Recently I attended an all-day conference held by the London based Music Tank, an organisation trying to move the British music industry into the modern world.
The basis of the event was a report called ‘Beyond The Soundbyte’, written by manager Peter Jenner. In it, he addresses all the problems besetting the music industry (you know what they are) and doesn’t propose solutions so much as lay out alternative ideas – some of them quite radical. You can download a copy from the Music Tank site and I recommend it to anyone trying to figure out how to make a business in music right now.
The event was sometimes insightful and frequently depressing. Depressing because so few people seemed to realise how radically the music buying audience has changed; because the music label people had such a narrow view of what could constitute their business; because I could see that the microscopic inching being done was going to go on for quite a bit longer. An outsider from a mobile phone company likened it to a meeting of Antiquarian Booksellers – people passionate about the art they handled and the business they conducted, but who wished the world hadn’t changed.

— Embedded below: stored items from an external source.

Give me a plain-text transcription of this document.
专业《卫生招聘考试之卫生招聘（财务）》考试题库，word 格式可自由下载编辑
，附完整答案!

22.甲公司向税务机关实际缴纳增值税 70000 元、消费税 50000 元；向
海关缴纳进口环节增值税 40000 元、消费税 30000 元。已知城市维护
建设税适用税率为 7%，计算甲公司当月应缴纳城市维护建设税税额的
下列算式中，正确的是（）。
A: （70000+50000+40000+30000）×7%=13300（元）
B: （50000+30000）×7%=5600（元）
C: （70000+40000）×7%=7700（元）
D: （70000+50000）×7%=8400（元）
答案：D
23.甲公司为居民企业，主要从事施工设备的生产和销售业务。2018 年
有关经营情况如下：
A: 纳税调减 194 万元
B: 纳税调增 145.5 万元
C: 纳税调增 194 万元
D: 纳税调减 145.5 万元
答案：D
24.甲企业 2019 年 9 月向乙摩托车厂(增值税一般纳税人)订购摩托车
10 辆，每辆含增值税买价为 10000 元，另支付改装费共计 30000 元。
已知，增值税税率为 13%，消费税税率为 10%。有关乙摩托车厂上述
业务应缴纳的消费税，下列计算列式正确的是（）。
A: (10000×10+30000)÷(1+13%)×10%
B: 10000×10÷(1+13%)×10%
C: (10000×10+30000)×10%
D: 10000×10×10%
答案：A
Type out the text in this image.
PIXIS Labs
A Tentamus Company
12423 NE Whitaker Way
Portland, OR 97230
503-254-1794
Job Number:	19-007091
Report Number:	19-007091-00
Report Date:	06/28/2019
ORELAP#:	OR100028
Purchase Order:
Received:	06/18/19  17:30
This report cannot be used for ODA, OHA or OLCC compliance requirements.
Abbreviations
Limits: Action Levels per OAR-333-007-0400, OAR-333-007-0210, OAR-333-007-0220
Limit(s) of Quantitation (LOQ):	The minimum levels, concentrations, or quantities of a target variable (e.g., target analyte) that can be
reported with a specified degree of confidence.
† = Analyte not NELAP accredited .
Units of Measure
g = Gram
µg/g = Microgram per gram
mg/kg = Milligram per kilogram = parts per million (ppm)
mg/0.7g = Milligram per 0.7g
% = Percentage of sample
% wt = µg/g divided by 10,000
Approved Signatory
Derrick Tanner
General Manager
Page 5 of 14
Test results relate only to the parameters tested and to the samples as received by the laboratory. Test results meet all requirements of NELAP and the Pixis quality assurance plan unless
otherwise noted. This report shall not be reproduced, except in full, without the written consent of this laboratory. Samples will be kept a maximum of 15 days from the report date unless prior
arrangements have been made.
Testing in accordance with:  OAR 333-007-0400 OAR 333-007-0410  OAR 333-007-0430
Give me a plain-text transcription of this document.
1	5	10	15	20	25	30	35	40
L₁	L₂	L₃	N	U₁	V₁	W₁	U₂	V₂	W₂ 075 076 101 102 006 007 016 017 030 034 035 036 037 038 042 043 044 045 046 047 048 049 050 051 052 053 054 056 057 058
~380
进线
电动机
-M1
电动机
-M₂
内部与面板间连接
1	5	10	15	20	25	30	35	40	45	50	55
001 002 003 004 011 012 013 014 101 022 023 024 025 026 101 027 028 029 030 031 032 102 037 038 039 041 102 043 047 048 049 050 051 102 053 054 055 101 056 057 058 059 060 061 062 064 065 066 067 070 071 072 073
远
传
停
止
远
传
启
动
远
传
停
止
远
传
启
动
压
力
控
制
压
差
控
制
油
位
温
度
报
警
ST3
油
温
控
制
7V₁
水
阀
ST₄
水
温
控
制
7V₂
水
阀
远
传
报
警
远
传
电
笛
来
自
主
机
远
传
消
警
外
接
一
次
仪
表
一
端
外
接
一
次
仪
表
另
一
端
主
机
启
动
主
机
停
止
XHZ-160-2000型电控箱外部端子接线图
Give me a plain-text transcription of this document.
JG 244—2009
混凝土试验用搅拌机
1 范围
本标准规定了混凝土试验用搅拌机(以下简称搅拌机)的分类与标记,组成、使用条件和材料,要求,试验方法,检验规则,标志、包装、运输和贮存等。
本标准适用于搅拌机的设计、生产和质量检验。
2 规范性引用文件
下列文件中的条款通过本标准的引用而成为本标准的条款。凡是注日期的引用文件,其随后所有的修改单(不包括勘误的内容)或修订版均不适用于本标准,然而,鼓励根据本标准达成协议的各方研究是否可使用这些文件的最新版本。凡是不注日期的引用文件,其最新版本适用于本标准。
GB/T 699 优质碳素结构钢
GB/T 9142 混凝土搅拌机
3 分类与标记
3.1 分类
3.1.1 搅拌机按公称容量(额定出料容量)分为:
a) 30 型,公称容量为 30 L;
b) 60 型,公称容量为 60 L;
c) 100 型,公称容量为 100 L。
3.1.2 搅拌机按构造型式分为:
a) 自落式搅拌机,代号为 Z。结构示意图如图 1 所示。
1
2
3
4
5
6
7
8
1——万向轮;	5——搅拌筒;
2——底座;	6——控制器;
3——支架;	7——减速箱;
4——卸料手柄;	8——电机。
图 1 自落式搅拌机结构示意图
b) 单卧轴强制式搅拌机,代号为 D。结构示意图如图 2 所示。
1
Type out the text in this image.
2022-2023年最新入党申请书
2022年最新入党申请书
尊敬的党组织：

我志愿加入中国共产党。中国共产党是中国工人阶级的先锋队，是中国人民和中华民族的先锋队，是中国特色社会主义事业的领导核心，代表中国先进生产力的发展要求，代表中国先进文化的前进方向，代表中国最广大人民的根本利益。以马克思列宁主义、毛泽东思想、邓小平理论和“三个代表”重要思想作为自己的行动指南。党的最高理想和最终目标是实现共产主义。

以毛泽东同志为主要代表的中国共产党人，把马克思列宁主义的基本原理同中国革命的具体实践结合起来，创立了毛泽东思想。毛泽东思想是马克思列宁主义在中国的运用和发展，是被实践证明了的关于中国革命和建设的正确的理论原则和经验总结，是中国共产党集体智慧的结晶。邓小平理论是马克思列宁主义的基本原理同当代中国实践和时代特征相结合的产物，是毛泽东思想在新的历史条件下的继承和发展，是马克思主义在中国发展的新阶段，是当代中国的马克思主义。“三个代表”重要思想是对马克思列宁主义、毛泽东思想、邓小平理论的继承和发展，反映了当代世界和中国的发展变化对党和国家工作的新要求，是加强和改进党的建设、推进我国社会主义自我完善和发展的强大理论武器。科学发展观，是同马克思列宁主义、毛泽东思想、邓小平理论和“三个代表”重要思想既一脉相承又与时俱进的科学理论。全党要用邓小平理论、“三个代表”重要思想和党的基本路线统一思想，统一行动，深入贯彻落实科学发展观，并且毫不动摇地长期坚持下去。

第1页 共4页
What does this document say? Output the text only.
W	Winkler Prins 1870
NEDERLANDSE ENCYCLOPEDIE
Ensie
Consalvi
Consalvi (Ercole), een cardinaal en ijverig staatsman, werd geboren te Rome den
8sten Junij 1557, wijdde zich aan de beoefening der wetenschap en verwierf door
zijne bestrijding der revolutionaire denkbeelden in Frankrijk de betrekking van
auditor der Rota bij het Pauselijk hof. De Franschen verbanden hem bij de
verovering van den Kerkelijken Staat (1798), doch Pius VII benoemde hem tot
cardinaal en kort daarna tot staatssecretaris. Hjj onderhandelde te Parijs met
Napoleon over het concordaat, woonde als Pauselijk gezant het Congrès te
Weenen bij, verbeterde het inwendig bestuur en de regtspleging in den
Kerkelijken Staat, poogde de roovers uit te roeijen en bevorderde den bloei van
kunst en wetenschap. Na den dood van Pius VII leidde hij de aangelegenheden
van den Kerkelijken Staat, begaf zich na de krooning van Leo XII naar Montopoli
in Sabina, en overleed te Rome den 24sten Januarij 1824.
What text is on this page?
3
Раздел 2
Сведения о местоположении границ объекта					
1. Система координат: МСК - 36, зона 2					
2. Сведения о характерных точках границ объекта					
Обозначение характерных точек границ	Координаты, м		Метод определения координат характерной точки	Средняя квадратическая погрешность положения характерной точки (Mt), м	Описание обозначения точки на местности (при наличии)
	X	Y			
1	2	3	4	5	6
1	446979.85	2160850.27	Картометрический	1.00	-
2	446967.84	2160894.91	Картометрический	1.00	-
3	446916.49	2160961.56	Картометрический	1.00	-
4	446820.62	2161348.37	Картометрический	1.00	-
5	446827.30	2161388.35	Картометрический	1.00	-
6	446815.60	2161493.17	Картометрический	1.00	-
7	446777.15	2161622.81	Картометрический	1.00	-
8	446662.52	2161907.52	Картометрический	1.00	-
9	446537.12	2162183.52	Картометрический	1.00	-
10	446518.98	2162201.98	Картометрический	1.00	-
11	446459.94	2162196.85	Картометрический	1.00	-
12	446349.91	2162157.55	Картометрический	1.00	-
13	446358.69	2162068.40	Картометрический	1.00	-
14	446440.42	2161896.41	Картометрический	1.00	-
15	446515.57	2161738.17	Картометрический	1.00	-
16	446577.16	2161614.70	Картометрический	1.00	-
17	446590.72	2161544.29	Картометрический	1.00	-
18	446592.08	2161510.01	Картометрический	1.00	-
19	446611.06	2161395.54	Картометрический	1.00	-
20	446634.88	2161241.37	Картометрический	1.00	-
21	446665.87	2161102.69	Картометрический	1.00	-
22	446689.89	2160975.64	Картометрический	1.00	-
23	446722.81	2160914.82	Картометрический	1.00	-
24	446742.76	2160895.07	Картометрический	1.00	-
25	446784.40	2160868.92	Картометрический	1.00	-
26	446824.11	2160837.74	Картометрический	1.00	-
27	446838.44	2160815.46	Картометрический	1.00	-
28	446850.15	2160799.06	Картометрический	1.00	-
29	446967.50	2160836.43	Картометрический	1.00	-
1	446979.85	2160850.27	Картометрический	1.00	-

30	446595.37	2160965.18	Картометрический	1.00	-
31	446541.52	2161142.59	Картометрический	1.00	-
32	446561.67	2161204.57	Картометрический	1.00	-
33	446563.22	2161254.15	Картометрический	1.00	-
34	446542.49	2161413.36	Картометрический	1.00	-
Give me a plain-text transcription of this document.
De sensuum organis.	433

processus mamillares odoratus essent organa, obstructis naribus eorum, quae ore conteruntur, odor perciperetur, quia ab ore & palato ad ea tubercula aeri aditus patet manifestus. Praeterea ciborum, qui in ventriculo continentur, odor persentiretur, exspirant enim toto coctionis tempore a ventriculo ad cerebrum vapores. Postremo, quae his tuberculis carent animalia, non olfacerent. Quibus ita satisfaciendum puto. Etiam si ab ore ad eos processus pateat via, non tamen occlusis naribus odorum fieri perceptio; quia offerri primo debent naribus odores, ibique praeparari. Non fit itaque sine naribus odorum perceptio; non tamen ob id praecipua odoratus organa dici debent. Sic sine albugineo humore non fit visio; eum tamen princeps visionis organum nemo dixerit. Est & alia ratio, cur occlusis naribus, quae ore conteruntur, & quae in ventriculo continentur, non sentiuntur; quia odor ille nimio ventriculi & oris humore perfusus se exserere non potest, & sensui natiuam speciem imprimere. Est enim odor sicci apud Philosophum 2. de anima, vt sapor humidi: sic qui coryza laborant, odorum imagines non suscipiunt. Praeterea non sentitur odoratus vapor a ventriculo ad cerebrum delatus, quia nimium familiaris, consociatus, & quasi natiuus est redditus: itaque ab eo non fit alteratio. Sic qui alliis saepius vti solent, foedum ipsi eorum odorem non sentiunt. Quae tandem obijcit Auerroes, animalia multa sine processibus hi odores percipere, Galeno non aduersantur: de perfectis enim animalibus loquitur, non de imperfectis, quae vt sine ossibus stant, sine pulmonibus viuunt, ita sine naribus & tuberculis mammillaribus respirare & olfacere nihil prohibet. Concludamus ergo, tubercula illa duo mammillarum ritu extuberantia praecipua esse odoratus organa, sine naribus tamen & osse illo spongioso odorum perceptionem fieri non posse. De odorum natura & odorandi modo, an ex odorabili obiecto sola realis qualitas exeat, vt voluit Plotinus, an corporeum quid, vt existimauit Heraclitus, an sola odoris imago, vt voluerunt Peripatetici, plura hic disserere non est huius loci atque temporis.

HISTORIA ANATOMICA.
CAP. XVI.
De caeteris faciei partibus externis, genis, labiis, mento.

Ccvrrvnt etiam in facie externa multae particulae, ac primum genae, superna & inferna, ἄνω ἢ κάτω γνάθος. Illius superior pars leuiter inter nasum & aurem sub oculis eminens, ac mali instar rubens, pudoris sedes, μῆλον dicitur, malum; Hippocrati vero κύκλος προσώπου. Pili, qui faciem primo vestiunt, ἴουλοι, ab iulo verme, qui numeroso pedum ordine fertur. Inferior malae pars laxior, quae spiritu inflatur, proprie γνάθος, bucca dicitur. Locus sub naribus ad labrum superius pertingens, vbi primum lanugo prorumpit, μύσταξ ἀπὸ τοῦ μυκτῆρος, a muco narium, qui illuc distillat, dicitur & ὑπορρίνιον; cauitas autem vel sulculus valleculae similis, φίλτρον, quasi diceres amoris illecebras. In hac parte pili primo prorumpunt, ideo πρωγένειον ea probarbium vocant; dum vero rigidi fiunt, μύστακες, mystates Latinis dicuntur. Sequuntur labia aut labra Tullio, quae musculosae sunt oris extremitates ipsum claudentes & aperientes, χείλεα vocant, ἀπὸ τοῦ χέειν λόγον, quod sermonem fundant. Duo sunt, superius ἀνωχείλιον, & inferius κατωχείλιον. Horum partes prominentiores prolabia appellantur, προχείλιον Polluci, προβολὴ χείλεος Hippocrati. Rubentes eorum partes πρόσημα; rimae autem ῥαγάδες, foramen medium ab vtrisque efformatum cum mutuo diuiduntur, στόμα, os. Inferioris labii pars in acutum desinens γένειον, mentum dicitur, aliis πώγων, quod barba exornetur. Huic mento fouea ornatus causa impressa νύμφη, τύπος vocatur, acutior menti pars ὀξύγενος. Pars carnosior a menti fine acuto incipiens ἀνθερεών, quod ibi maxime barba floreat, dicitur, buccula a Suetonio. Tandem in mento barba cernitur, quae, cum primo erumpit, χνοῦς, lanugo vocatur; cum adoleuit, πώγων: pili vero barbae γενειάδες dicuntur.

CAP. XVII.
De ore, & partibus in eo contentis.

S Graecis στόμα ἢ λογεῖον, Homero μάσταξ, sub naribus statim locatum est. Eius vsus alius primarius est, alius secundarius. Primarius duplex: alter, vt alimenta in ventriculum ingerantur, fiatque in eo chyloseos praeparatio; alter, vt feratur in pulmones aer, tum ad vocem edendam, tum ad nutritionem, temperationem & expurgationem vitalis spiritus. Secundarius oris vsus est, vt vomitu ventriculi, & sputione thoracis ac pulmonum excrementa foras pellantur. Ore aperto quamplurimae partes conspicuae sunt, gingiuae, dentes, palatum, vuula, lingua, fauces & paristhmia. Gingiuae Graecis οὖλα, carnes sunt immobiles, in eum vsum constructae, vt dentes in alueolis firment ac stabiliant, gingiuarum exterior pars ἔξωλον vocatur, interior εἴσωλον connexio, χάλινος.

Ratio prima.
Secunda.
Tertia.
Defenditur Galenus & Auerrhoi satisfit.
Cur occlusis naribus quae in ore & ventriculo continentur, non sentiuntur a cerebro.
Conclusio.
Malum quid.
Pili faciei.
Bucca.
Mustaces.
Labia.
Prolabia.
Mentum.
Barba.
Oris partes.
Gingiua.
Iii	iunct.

I’m going to pick up some of the themes in different postings, so in this blog will give you some of the more interesting comments and quotes.
Michael Bayler from Rights Marketing Company, who analyses social networks and tribal behaviour in popular culture, said that these days the music industry is in the attention business and that success relied on stepping back, observing audience behaviour, and then addressing it. In other words – you no longer have control.
Mark Selby, global Head of Multimedia at Nokia, had an interesting story about an unnamed band who discovered there was lots of their video material on YouTube, which had collectively been viewed several million times. Their immediate response was to have it taken down, until someone pointed out that the annual hosting cost for what was in effect free promotion was about $85,000. At which point they started planning how to put more material on the site.
He also said that the most popular ringtones on UK mobile operator 3’s portal were self-made tones of burps and farts! To which one wag quipped, “Is it copyrighted?” I had to ask, “Is the second burp-tone a cover version of the first one?”
Musician Billy Bragg proved very articulate and interesting. Talking about how MySpace allowed him to get “incredibly close” to his audience he said to the label guys, “You’re a service industry for me. I relied on you to get my records into Melbourne, LA, Tokyo. More importantly, I relied on you to collect my royalties. Now, I don’t need you.”
Much discussion about the need to collaborate with outside forces that effect the industry. It was pointed out that the UK ISPs could be meeting across the street about the problem of music on their networks and no-one in the room would have any idea it was going on. Too much music business was “either/or” and it needs to become “and/and”.
[How refreshing to hear that one! A few years ago I was developing Interactive TV services for Cable & Wireless. Every industry I talked to was eager to tell me how their business worked and what their business model was, so that we could work out how to make money together. Until I spoke to a music company. Asked to explain their business model, they immediately said, ‘why?’ and refused to listen.]
Gerd Leonhard, author of the book “The Future of Music”, was in the same area as Mike Bayler, saying that the music labels need to be in the “monetisation of attention” and that current copyright laws don’t address this. “Copyright is treated as a function of ownership, when actually it’s a function of sharing.”
(Invariably, lots of discussion about copyright and rights, which I will cover separately. A lot of it was hopeful, some of it was frankly unbelievable.)
Said Gerd, “The old way has to come to an end. We have to make money from the whole group of revenue streams. We have to protect the artist as a brand.”